- Relator(a)
- Ministro Antonio Saldanha Palheiro
- Órgão julgador
- Sexta Turma
- Data do julgamento
- 26/11/2019
- Data de publicação
- 05/12/2019
STJ – Acórdão, Rel. Ministro Antonio Saldanha Palheiro, Sexta Turma, j. 26/11/2019, p. 05/12/2019
HABEAS CORPUS. TRÁFICO DE ENTORPECENTES. PRISÃO EM FLAGRANTE CONVERTIDA EM PREVENTIVA. DECRETO CARENTE DE MOTIVAÇÃO CONCRETA. INVOCAÇÃO DA GRAVIDADE EM ABSTRATO DO DELITO. ORDEM CONCEDIDA, CONFIRMANDO-SE A LIMINAR. 1. A validade da segregação cautelar está condicionada à observância, em decisão devidamente fundamentada, aos requisitos insertos no art. 312 do Código de Processo Penal, revelando-se indispensável a demonstração de em que consiste o periculum libertatis. 2. No caso, a decisão que decretou a prisão preventiva do paciente carece de fundamentação idônea, pois não há menção a elementos concretos que demonstrem a periculosidade do paciente e que justifiquem a aplicação da medida cautelar mais gravosa.
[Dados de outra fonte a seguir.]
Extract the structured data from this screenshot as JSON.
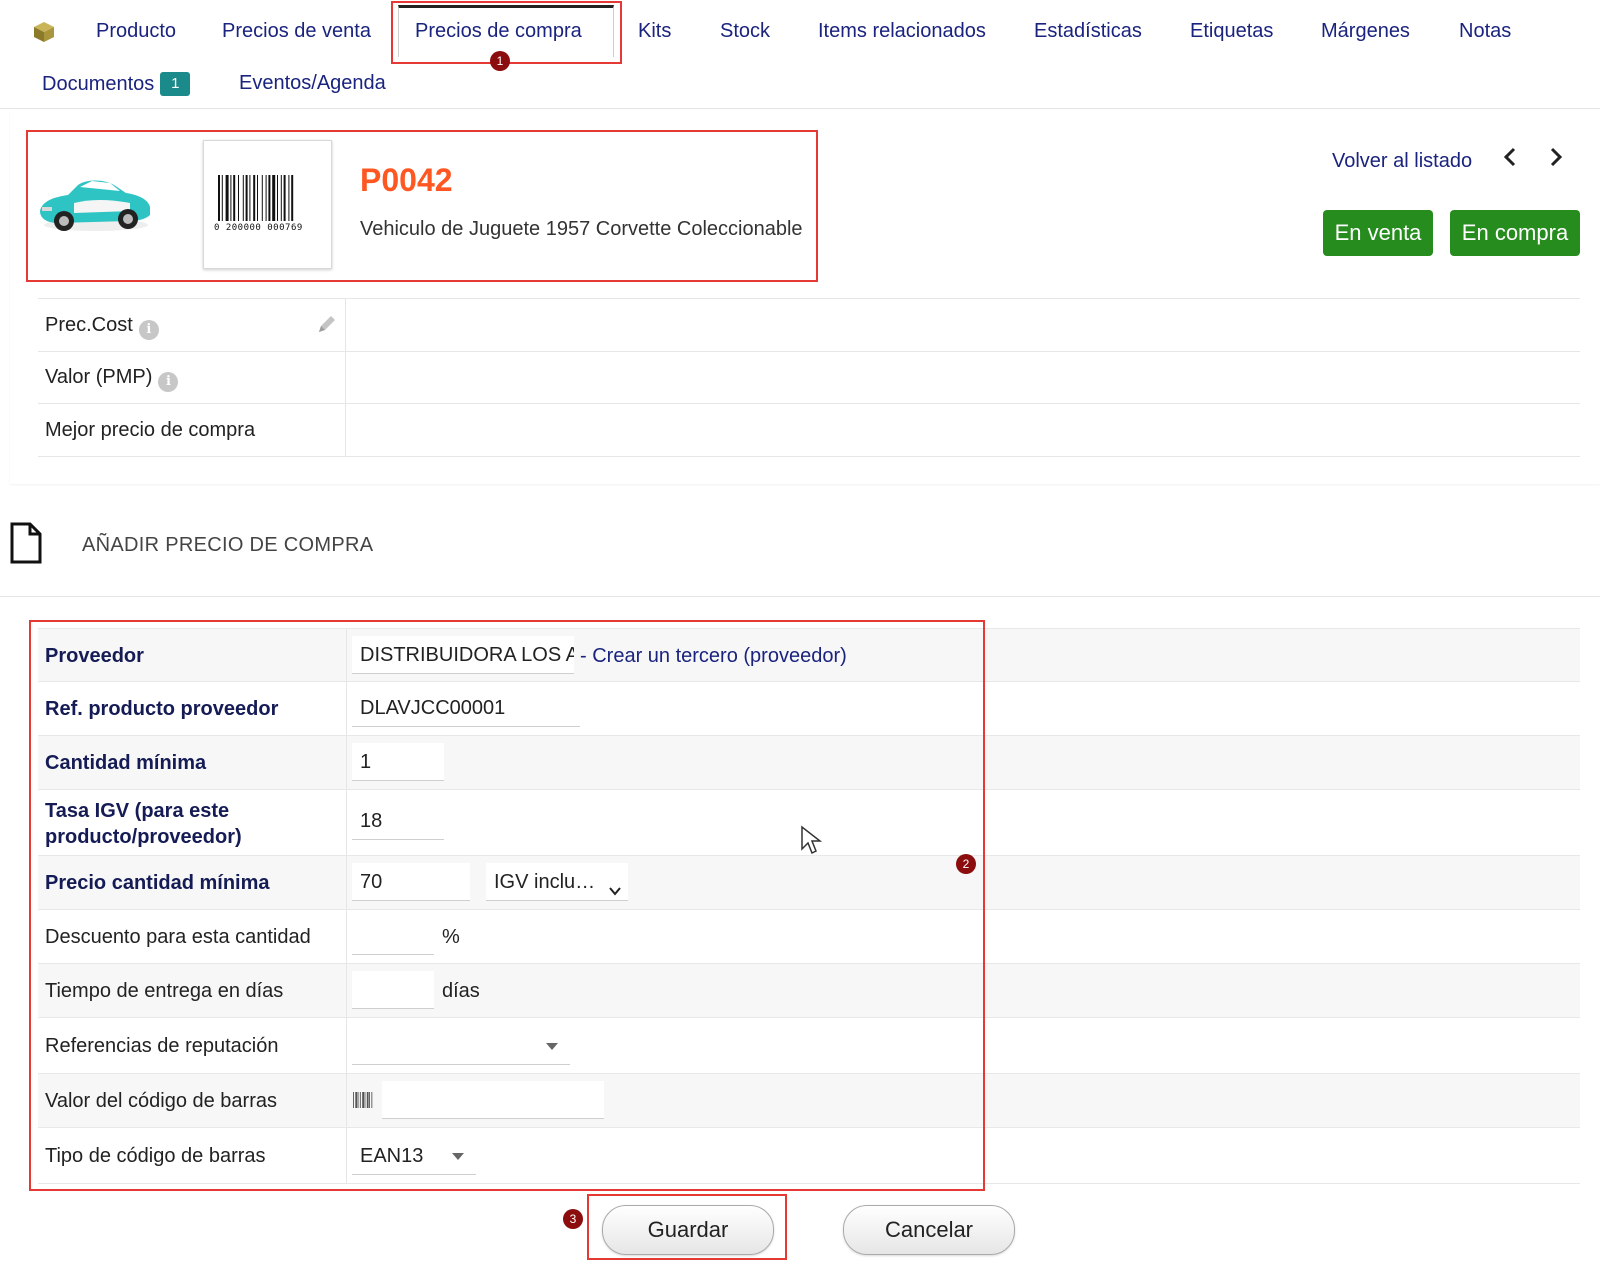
{
  "tabs": {
    "producto": "Producto",
    "precios_venta": "Precios de venta",
    "precios_compra": "Precios de compra",
    "kits": "Kits",
    "stock": "Stock",
    "items": "Items relacionados",
    "estadisticas": "Estadísticas",
    "etiquetas": "Etiquetas",
    "margenes": "Márgenes",
    "notas": "Notas",
    "documentos": "Documentos",
    "documentos_count": "1",
    "eventos": "Eventos/Agenda"
  },
  "markers": [
    "1",
    "2",
    "3"
  ],
  "product": {
    "ref": "P0042",
    "label": "Vehiculo de Juguete 1957 Corvette Coleccionable",
    "barcode_text": "0 200000 000769",
    "back_link": "Volver al listado",
    "prev": "‹",
    "next": "›",
    "status_sell": "En venta",
    "status_buy": "En compra"
  },
  "info": {
    "cost_price": "Prec.Cost",
    "pmp": "Valor (PMP)",
    "best_price": "Mejor precio de compra",
    "info_icon": "i"
  },
  "section": {
    "title": "AÑADIR PRECIO DE COMPRA"
  },
  "form": {
    "supplier_label": "Proveedor",
    "supplier_value": "DISTRIBUIDORA LOS A",
    "create_supplier": "- Crear un tercero (proveedor)",
    "ref_label": "Ref. producto proveedor",
    "ref_value": "DLAVJCC00001",
    "qty_label": "Cantidad mínima",
    "qty_value": "1",
    "vat_label_1": "Tasa IGV (para este",
    "vat_label_2": "producto/proveedor)",
    "vat_value": "18",
    "price_label": "Precio cantidad mínima",
    "price_value": "70",
    "price_base": "IGV inclu…",
    "discount_label": "Descuento para esta cantidad",
    "discount_value": "",
    "discount_unit": "%",
    "delivery_label": "Tiempo de entrega en días",
    "delivery_value": "",
    "delivery_unit": "días",
    "reputation_label": "Referencias de reputación",
    "reputation_value": "",
    "barcode_label": "Valor del código de barras",
    "barcode_value": "",
    "barcode_type_label": "Tipo de código de barras",
    "barcode_type_value": "EAN13"
  },
  "buttons": {
    "save": "Guardar",
    "cancel": "Cancelar"
  },
  "colors": {
    "ref": "#ff5722",
    "status_green": "#258c1d",
    "link": "#1a237e",
    "highlight": "#e53935",
    "marker": "#8b0d0d"
  }
}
Especialmente ao se levar em consideração a pequena quantidade de entorpecentes apreendidos - 2,90g (dois gramas e noventa centigramas) de substância em forma de pedra de cor amarela; 1,13g (um grama e treze centigramas) de substância em forma de pedra de cor branca; 1,41g (um grama e quarenta e um centigramas) de substância em forma de pasta de cor azul; 0,62g (sessenta e dois centigramas) de substância em forma de pasta de cor amarela, todos contendo o princípio ativo da cocaína. 3. Ordem concedida, confirmando-se a medida liminar. (HC n. 476.417/SC, relator Ministro Antonio Saldanha Palheiro, Sexta Turma, julgado em 26/11/2019, DJe de 5/12/2019.)